A second history class last evening, with the discussion focusing on the Missouri Compromise, the role slavery played in the crisis and how these were perhaps the first tears in the national fabric that would lead to civil war.
It’s fascinating stuff for a lot of reasons, not the least of which being that when we’re in school, we certainly learn that slavery was the cause of the Civil War, but the general assumption is that the moral aspects of slavery made war inevitable. But of course that’s not really the way it was; or rather, it was only a part of how slavery prompted the war - and a relatively small part at that.
What was at the bottom of the disagreement over slavery, rather, was power and economics. Slave power and the degree to which the north felt aced out by it, and pushed to end a system that by that time, with the skyrocketing price of cotton, was earning fortunes for the southern planter class beyond anything they’d known.
Then as now, political power flowed from economic power. The people with the money ran the show. And it struck me, in the course of discussion last night, that the northern interests who sought to curtail the south’s political power and perhaps in doing so increase their own political and economic clout used moral objections to slavery - much in the same way the modern-day Republican Party uses objections to abortion to buttress its own power.
Likewise, the southern political elite used arguments about attacks on the “southern way of life” to stir up the vast majority of ordinary southerners who didn’t own slaves and might not have been inclined to fight on behalf of those who did.
I’ve a paper to write this semester and it may be on this topic; how the political elite used the soaring rhetoric of patriotism and morality to convince everyday people to don a uniform and fight the Civil War. Because having watched the process in action during the run-up to the Iraq war, I’ve been fascinated by it. Still, now, right-wingers like to pretend this war was about spreading freedom or stopping the spread of WMDs, blah blah blah. But all along, that was the political cover; all along, that was the feel-good story concocted with the specific purpose of convincing people to support the war.

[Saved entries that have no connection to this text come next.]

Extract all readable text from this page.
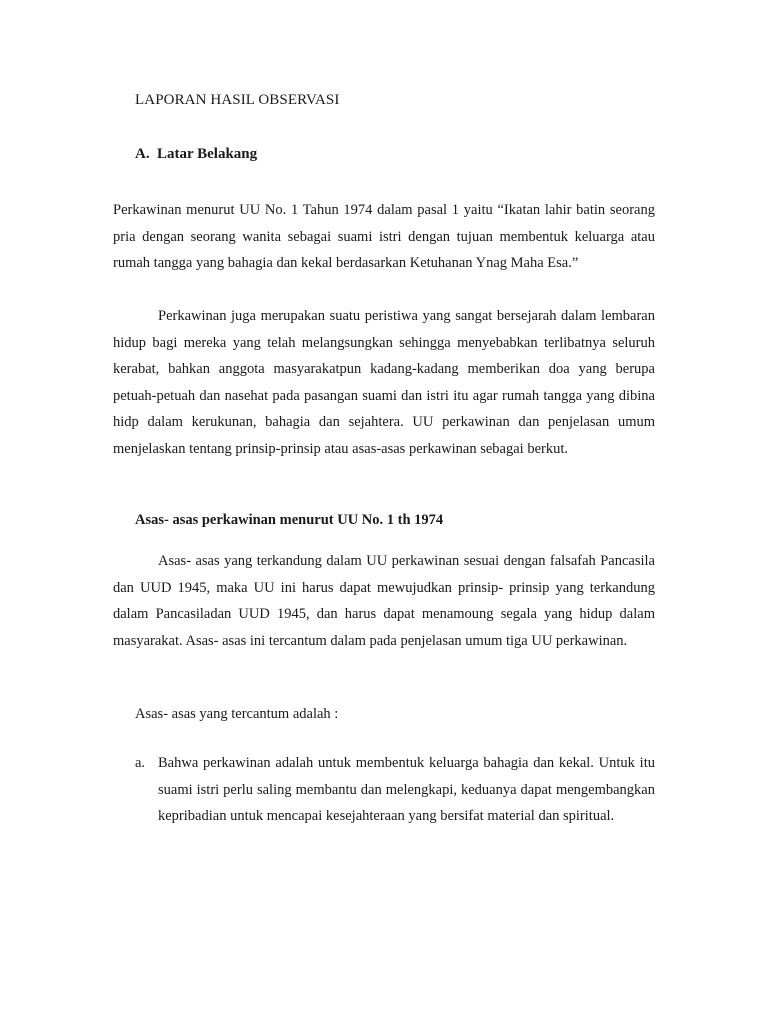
LAPORAN HASIL OBSERVASI
A. Latar Belakang

Perkawinan menurut UU No. 1 Tahun 1974 dalam pasal 1 yaitu “Ikatan lahir batin seorang pria dengan seorang wanita sebagai suami istri dengan tujuan membentuk keluarga atau rumah tangga yang bahagia dan kekal berdasarkan Ketuhanan Ynag Maha Esa.”

Perkawinan juga merupakan suatu peristiwa yang sangat bersejarah dalam lembaran hidup bagi mereka yang telah melangsungkan sehingga menyebabkan terlibatnya seluruh kerabat, bahkan anggota masyarakatpun kadang-kadang memberikan doa yang berupa petuah-petuah dan nasehat pada pasangan suami dan istri itu agar rumah tangga yang dibina hidp dalam kerukunan, bahagia dan sejahtera. UU perkawinan dan penjelasan umum menjelaskan tentang prinsip-prinsip atau asas-asas perkawinan sebagai berkut.

Asas- asas perkawinan menurut UU No. 1 th 1974

Asas- asas yang terkandung dalam UU perkawinan sesuai dengan falsafah Pancasila dan UUD 1945, maka UU ini harus dapat mewujudkan prinsip- prinsip yang terkandung dalam Pancasiladan UUD 1945, dan harus dapat menamoung segala yang hidup dalam masyarakat. Asas- asas ini tercantum dalam pada penjelasan umum tiga UU perkawinan.

Asas- asas yang tercantum adalah :

a. Bahwa perkawinan adalah untuk membentuk keluarga bahagia dan kekal. Untuk itu suami istri perlu saling membantu dan melengkapi, keduanya dapat mengembangkan kepribadian untuk mencapai kesejahteraan yang bersifat material dan spiritual.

Don’t get me wrong: I’m certain right-wingers fervently believe in these concocted causes; I’m absolutely sure many of our troops in Iraq are, in their own minds, fighting for freedom. But I do not believe that this was the real reason they were sent to fight. And I’m beginning to think such noble causes never really are.

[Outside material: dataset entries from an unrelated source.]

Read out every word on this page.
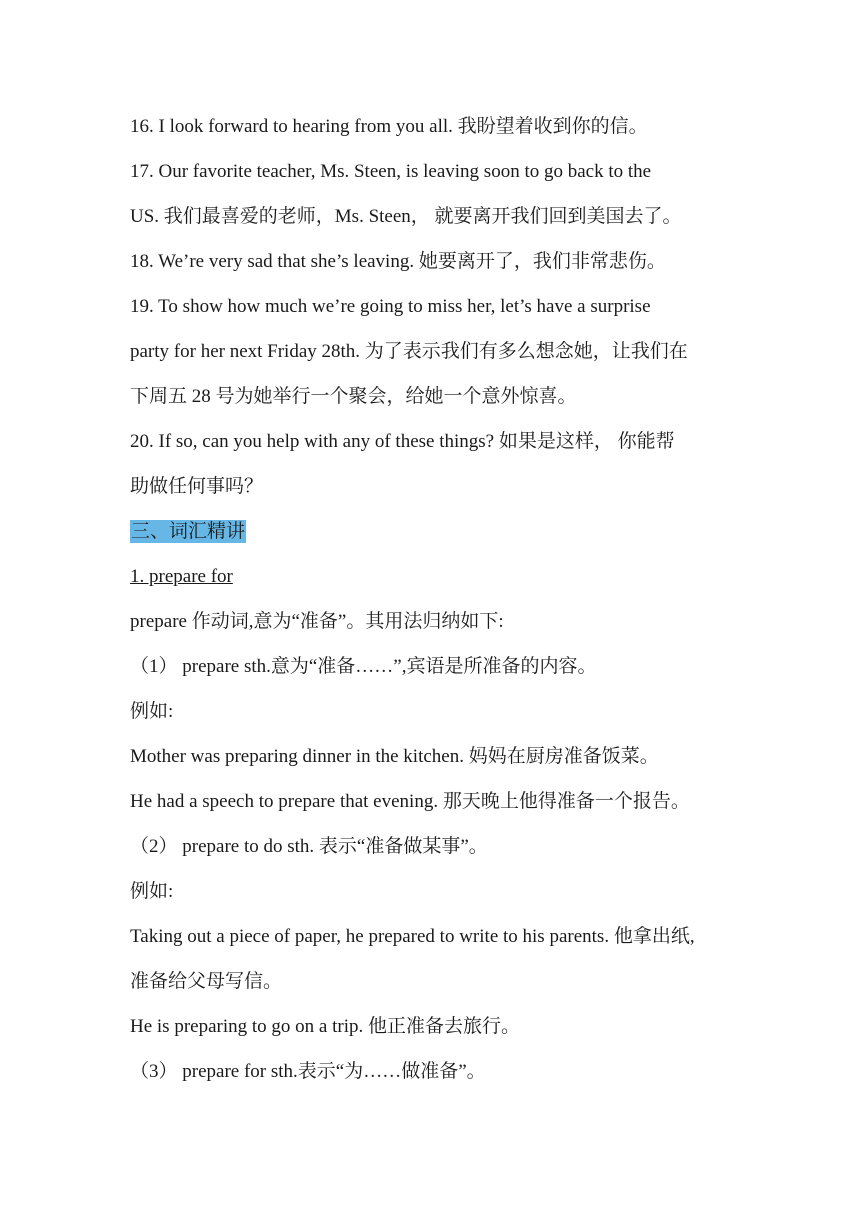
16. I look forward to hearing from you all. 我盼望着收到你的信。
17. Our favorite teacher, Ms. Steen, is leaving soon to go back to the
US. 我们最喜爱的老师，Ms. Steen， 就要离开我们回到美国去了。
18. We’re very sad that she’s leaving. 她要离开了，我们非常悲伤。
19. To show how much we’re going to miss her, let’s have a surprise
party for her next Friday 28th. 为了表示我们有多么想念她，让我们在
下周五 28 号为她举行一个聚会，给她一个意外惊喜。
20. If so, can you help with any of these things? 如果是这样， 你能帮
助做任何事吗？
三、词汇精讲
1. prepare for
prepare 作动词,意为“准备”。其用法归纳如下:
（1） prepare sth.意为“准备……”,宾语是所准备的内容。
例如:
Mother was preparing dinner in the kitchen. 妈妈在厨房准备饭菜。
He had a speech to prepare that evening. 那天晚上他得准备一个报告。
（2） prepare to do sth. 表示“准备做某事”。
例如:
Taking out a piece of paper, he prepared to write to his parents. 他拿出纸,
准备给父母写信。
He is preparing to go on a trip. 他正准备去旅行。
（3） prepare for sth.表示“为……做准备”。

How many would have supported this war if they were told the real reasons the economic and political elite in this country wanted to fight it? And wingers, don’t kid yourselves - this war would have never happened had the elite not been in favor of it. They knew that America’s energy future must be secured; that is not to say we were merely going to “steal” Iraq’s oil; but that Iraq had to be brought into the economic community of nations; that given how integral oil is to the American and global economy we absolutely needed to at least attempt political stabilization of the region where the bulk of it remains.
You and I, though, would not send our children to fight for such crass things. But we would send them to fight for freedom - wouldn’t we? And we would send them to prevent “another Hitler” from getting his hands on nuclear weapons - wouldn’t we?

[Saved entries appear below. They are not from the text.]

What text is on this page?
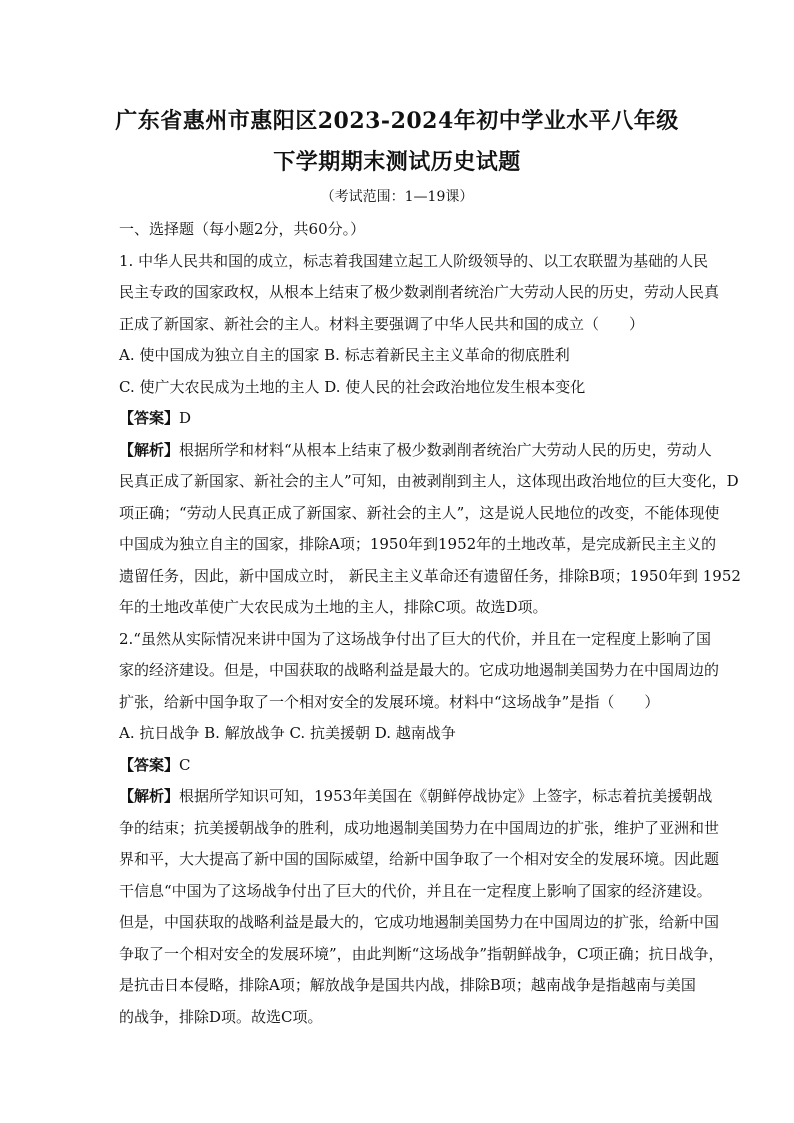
广东省惠州市惠阳区2023-2024年初中学业水平八年级
下学期期末测试历史试题
（考试范围：1—19课）
一、选择题（每小题2分，共60分。）
1. 中华人民共和国的成立，标志着我国建立起工人阶级领导的、以工农联盟为基础的人民
民主专政的国家政权，从根本上结束了极少数剥削者统治广大劳动人民的历史，劳动人民真
正成了新国家、新社会的主人。材料主要强调了中华人民共和国的成立（　　）
A. 使中国成为独立自主的国家 B. 标志着新民主主义革命的彻底胜利
C. 使广大农民成为土地的主人 D. 使人民的社会政治地位发生根本变化
【答案】D
【解析】根据所学和材料“从根本上结束了极少数剥削者统治广大劳动人民的历史，劳动人
民真正成了新国家、新社会的主人”可知，由被剥削到主人，这体现出政治地位的巨大变化，D
项正确；“劳动人民真正成了新国家、新社会的主人”，这是说人民地位的改变，不能体现使
中国成为独立自主的国家，排除A项；1950年到1952年的土地改革，是完成新民主主义的
遗留任务，因此，新中国成立时， 新民主主义革命还有遗留任务，排除B项；1950年到 1952
年的土地改革使广大农民成为土地的主人，排除C项。故选D项。
2.“虽然从实际情况来讲中国为了这场战争付出了巨大的代价，并且在一定程度上影响了国
家的经济建设。但是，中国获取的战略利益是最大的。它成功地遏制美国势力在中国周边的
扩张，给新中国争取了一个相对安全的发展环境。材料中“这场战争”是指（　　）
A. 抗日战争 B. 解放战争 C. 抗美援朝 D. 越南战争
【答案】C
【解析】根据所学知识可知，1953年美国在《朝鲜停战协定》上签字，标志着抗美援朝战
争的结束；抗美援朝战争的胜利，成功地遏制美国势力在中国周边的扩张，维护了亚洲和世
界和平，大大提高了新中国的国际威望，给新中国争取了一个相对安全的发展环境。因此题
干信息“中国为了这场战争付出了巨大的代价，并且在一定程度上影响了国家的经济建设。
但是，中国获取的战略利益是最大的，它成功地遏制美国势力在中国周边的扩张，给新中国
争取了一个相对安全的发展环境”，由此判断“这场战争”指朝鲜战争，C项正确；抗日战争，
是抗击日本侵略，排除A项；解放战争是国共内战，排除B项；越南战争是指越南与美国
的战争，排除D项。故选C项。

And so what you get, in effect, is a marketing campaign: A marketing campaign for war. There’s absolutely truth behind it; but various aspects are puffed up, some glossed over. It’s designed to inspire, or at least inspire fear; you touch the emotional bases and then the people who you need to support it - or fight it - hop on the bandwagon.
That was then, this is now; but the manner in which the elite marshall their arguments remains the same, I am convinced. We’ve got better tools now - I’m sure the southern planters would have made good use of Fox News - but we need them to pull people away from the comforts of modern life.